One thing that’s good about the OSR as opposed to TSR or WotC is the relentless focus on actual playability, like with something like Neverland or Hot Springs Island or Stonehell. It’s a game tool foremost, and only as an extremely distant second it’s an entertaining read. Whereas with a lot of the TSR/WotC/WW stuff it’s made for a dreaming reader with not as much an eye for practicality as I would’ve wanted.
Indies can have that same problem. Red Market comes to mind. It could’ve been “It’s our world but with these few specific differences. + here is the game system + economic system from which awesomeness will emerge”. Nope. Instead it’s hundreds of pages of alt-history that you need to read & internalize because it’s full of small details and the only source of truth for them is the prose.
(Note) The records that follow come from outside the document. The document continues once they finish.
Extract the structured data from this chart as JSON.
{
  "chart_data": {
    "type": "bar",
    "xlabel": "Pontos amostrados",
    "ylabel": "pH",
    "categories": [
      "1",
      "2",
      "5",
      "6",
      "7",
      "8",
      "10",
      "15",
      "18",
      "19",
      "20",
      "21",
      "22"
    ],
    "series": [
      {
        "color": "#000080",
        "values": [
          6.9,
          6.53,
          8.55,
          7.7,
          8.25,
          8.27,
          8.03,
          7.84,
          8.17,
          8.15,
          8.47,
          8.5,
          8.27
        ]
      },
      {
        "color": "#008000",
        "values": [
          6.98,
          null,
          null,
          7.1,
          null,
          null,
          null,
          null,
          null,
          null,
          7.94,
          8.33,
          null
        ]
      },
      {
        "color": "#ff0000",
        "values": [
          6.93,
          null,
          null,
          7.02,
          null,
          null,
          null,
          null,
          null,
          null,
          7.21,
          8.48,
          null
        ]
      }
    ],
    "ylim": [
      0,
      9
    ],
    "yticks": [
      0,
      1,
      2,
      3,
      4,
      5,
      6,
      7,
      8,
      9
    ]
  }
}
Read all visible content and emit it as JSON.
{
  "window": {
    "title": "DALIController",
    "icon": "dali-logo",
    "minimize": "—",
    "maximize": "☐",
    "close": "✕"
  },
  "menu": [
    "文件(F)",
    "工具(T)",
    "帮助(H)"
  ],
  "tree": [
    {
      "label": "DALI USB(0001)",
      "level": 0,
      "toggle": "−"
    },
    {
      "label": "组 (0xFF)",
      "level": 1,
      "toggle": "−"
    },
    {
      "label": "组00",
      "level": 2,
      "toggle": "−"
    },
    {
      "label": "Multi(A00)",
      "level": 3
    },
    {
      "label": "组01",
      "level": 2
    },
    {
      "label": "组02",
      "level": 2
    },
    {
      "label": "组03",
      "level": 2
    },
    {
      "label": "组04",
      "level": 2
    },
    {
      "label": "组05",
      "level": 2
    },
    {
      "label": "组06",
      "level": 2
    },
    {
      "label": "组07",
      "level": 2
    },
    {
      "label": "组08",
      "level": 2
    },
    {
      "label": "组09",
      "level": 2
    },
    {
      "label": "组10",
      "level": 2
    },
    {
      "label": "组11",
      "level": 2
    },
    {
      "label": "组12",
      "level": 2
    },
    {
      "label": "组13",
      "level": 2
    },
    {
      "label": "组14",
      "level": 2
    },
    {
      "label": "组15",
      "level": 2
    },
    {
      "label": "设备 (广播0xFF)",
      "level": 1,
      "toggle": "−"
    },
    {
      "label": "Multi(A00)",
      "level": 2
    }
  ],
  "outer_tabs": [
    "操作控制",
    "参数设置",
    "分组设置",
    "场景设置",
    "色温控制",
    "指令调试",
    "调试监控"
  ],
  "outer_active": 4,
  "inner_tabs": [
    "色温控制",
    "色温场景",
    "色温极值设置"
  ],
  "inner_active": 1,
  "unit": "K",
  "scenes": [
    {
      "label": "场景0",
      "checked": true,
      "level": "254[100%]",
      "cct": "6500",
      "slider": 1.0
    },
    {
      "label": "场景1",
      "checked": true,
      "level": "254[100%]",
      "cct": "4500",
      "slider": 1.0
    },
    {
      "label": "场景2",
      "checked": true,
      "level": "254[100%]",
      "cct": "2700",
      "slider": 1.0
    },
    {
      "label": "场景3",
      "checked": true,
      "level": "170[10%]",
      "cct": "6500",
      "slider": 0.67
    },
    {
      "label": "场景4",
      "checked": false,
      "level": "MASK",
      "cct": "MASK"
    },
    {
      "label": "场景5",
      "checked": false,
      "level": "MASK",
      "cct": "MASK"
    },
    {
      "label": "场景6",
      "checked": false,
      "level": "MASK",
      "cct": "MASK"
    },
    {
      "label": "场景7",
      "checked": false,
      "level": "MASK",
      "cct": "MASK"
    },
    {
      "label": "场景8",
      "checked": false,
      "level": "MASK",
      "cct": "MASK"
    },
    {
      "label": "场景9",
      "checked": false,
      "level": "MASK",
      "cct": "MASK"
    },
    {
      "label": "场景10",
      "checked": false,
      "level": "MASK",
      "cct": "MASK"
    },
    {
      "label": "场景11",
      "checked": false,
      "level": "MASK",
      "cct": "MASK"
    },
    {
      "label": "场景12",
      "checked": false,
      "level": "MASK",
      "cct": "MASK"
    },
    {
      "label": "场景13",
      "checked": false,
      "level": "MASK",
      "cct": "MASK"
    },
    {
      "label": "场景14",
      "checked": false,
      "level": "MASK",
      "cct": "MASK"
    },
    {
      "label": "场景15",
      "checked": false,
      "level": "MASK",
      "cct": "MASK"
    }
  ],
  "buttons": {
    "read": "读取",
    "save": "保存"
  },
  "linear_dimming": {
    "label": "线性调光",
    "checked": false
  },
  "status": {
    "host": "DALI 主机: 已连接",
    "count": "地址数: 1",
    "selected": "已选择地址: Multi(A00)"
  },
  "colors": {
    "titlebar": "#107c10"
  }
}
That’s maybe what the core idea here is. If the only source of truth of something is a huge block of prose, that’s a problem. Apocalypse World lets the game world come through in the designs of the classes themselves. Something like the Castle Ravenloft portion of Curse of Strahd, or the pointcrawl part of Lost Mines of Phandelver, does it through encounter tables. So wonderful.
Whereas the original third-edition Eberron it’s such an awesome setting but since it’s designed in the prose format, if you wanna know that hobbits have dinos you’d better read the book as if it were a prose book because that’s the one way to learn that detail.
I found that Planescape for 2e came across that way, too. As a large amount of prose books.